UAVs are ideally suited for monitoring and assessing vegetation conditions in remote rangelands due to the relatively low operating costs, ability for fast deployment, and greater flexibility than piloted aircraft. The likelihood of obtaining FAA permission for operating a UAV is also greater in remote and unpopulated rangeland areas. Researchers at the Jornada Experimental Range have been investigating rangeland remote sensing applications with UAVs for several years, are acquiring UAV imagery on a regular basis, and have developed reliable techniques for deriving hyperspatial UAV image mosaics. However, several challenges remain. While the spatial resolution of the imagery is high (6-8 cm GSD), the spectral and radiometric resolution is low due to the low-cost digital camera used on the UAV. Field validation is also complicated due to the relatively large error of conventional GPS-collected field data in relation to the very high spatial resolution imagery.
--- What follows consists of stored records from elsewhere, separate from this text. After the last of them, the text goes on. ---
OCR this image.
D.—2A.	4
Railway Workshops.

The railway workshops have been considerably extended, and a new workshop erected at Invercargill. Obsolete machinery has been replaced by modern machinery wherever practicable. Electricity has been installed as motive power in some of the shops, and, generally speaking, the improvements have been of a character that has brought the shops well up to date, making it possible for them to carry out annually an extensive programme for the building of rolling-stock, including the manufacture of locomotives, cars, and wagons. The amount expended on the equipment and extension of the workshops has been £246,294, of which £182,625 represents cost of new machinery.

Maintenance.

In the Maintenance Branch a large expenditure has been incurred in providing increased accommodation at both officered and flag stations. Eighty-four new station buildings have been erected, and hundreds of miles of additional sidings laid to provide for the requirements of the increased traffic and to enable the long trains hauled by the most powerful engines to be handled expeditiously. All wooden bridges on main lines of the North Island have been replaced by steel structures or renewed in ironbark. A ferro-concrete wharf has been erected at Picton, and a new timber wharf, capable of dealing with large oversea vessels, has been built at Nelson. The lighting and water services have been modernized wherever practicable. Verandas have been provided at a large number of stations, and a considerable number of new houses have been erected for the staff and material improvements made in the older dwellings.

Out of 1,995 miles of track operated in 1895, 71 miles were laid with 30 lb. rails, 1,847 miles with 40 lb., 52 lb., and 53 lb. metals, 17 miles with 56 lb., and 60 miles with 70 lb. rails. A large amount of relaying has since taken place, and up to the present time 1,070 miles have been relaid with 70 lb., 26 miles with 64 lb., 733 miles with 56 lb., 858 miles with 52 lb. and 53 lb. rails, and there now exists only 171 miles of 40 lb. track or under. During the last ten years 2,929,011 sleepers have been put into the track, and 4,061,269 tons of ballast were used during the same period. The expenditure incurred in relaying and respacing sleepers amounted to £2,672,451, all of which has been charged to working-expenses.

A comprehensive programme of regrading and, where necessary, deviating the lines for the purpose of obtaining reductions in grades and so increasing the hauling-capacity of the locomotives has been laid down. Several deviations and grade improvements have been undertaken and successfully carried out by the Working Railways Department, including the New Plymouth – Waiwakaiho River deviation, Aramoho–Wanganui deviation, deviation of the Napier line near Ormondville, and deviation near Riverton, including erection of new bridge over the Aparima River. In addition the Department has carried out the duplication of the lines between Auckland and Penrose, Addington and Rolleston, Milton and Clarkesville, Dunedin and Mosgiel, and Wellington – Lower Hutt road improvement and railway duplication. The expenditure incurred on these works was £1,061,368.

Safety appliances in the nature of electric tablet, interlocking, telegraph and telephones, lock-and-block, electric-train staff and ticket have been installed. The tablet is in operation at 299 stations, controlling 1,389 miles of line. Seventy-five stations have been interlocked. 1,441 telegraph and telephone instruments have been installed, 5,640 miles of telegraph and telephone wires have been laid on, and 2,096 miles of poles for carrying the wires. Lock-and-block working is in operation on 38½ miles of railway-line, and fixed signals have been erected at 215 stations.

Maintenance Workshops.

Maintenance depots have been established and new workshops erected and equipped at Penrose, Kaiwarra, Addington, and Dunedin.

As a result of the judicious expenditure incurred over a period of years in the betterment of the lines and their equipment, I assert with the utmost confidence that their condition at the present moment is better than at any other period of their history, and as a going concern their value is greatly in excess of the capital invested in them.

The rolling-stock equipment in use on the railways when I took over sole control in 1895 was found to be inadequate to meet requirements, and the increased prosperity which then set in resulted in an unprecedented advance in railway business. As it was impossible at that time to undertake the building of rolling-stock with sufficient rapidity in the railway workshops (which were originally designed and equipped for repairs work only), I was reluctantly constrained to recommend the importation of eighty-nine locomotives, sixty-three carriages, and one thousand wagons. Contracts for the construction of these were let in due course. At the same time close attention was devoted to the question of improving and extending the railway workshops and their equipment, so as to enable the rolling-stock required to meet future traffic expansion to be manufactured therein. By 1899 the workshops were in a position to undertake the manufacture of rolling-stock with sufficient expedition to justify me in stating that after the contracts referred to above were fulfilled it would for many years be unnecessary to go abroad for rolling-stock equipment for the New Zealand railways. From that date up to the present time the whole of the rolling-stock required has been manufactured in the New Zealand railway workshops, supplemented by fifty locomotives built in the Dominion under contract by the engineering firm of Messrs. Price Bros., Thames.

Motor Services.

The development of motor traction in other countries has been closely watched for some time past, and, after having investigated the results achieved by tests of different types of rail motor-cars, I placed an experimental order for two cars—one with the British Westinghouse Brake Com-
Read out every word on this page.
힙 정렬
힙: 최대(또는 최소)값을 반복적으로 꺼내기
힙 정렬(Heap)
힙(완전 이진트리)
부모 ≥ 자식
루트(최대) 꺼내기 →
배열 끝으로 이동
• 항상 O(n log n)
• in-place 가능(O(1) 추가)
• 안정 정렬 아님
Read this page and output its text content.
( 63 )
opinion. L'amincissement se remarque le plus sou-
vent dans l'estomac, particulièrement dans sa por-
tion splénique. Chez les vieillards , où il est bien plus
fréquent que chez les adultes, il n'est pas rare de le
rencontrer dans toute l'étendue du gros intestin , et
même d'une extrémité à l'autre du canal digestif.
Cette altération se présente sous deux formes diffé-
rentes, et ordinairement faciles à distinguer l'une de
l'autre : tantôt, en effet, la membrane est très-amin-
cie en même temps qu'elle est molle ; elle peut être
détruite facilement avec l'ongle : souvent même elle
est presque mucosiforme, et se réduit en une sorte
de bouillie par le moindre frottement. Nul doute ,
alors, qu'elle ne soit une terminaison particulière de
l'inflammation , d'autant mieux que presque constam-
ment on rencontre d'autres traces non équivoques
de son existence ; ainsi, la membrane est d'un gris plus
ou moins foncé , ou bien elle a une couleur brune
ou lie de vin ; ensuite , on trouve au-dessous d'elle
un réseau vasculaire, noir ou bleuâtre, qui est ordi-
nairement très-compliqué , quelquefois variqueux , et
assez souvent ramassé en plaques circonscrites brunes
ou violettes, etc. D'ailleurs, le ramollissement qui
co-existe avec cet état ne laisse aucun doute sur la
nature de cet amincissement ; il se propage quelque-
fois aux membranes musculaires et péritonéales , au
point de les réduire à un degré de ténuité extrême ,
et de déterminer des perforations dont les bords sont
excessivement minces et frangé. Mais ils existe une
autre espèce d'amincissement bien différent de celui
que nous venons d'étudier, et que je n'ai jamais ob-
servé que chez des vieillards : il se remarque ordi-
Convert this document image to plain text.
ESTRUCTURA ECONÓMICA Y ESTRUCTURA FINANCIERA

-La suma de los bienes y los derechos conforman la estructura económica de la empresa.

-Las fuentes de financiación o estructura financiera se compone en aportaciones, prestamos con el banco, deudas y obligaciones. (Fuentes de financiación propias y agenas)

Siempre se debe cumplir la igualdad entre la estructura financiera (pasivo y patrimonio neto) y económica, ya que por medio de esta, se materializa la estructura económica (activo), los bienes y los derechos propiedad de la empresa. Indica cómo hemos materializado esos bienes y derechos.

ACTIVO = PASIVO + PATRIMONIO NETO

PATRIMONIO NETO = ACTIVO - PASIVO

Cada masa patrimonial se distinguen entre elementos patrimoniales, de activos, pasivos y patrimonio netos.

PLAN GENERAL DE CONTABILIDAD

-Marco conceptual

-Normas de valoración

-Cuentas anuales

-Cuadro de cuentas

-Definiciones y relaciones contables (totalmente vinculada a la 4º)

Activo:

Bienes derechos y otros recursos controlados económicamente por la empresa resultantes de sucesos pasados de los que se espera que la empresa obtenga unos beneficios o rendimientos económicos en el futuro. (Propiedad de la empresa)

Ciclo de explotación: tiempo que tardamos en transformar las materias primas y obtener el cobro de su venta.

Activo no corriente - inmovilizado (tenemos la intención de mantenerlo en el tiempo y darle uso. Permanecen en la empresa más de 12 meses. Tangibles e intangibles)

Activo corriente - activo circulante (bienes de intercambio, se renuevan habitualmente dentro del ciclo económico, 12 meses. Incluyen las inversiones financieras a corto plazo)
In this study, we used object-based image analysis (OBIA) techniques and tested field data collections suitable for object-based classification of hyperspatial UAV imagery. The UAV image mosaic was segmented and classified into broad land cover classes, and the segmentation outlines were used in the field as a base for collecting training samples to fine-tune the classification to the species level. The training samples were used as input for a decision tree analysis, which incorporated spectral, spatial, contextual and texture features. The digital data collection allowed for an easy transfer into the image analysis software. Results indicate that geometric and classification accuracies are suitable for routine rangeland monitoring purposes, and that unmanned aircraft are a viable tool for obtaining very high resolution vegetation maps. The field data acquisition methods in conjunction with OBIA are also applicable to very high resolution digital aerial imagery acquired with piloted aircraft.